From your perspective, what are the benefits of involvement in SVM?
The SVM gives its members the opportunity to interact and be mentored by established leaders in vascular medicine. Likewise, it fosters camaraderie with others with similar interests, which is especially important when you are in a specialty that does not have ABIM certification. It allowed vascular medicine specialists to find each other and, at least early on, everyone knew each other. Close friendships formed and research collaboration occurred among the members. The meetings are always great educational experiences and socially enjoyable. I have close friends going on 30 years, and the Society helped foster these friendships.
I cannot imagine being involved in vascular medicine without being involved in the SVM.
Tell us how you foresee recruiting the next generation of vascular medicine specialists
This has been of great interest to me for a long time.
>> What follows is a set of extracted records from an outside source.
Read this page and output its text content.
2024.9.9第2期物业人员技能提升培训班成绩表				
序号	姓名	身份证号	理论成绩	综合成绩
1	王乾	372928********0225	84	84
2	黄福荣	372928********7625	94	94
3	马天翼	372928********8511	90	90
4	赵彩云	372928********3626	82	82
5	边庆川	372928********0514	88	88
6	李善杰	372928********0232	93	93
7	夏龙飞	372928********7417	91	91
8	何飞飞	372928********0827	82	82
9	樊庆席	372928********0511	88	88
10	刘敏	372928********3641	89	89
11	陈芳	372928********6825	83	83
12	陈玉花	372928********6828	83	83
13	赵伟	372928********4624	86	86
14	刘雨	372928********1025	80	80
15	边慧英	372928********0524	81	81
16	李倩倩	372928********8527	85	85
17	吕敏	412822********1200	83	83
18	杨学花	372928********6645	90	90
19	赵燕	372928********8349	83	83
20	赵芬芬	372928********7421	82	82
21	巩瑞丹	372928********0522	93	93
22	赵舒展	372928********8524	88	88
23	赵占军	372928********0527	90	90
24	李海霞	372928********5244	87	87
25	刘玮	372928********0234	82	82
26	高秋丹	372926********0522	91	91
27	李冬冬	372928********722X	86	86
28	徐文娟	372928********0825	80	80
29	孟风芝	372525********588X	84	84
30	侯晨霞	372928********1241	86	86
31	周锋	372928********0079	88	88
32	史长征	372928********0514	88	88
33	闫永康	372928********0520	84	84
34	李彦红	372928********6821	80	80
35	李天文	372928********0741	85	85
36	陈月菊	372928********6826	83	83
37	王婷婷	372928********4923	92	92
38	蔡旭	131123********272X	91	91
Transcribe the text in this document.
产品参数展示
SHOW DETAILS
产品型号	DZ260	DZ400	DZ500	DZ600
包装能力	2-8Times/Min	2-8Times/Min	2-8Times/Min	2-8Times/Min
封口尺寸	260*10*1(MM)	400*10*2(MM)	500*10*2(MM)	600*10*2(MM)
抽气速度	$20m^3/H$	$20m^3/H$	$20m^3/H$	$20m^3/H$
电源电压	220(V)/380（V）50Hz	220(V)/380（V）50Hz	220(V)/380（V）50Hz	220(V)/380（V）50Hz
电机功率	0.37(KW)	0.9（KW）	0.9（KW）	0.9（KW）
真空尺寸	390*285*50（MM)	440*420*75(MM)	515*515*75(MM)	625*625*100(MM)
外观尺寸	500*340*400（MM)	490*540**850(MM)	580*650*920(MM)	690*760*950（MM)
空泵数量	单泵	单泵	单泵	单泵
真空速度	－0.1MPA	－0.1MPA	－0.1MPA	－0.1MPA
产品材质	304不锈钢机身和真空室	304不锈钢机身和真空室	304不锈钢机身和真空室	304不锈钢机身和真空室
In my presidential address at the SVM Scientific Sessions in 2000 and 2001, I discussed my evolving thought process from considering vascular medicine survival as a stand-alone specialty to thinking our only option for survival is as a subspecialty of cardiology.1,2 It is important to note that there are many talented people in our society who did not do a cardiology fellowship and, thus, this model would have excluded them from fellowship training in vascular medicine, myself included.
Unfortunately, there are not enough people that want to pursue vascular medicine directly from internal medicine, and the internist pathway does limit those that subsequently hope to pursue vascular intervention without cardiology training. On the flip-side, recruitment of talented providers from cardiology has been a challenge because many cardiology graduates are focused on intervention, heart failure, or other subspecialties.
Recruiting the next generation remains a challenge for our specialty, and I do not have a solution. I look to the early and mid-career vascular medicine specialists to find the solution!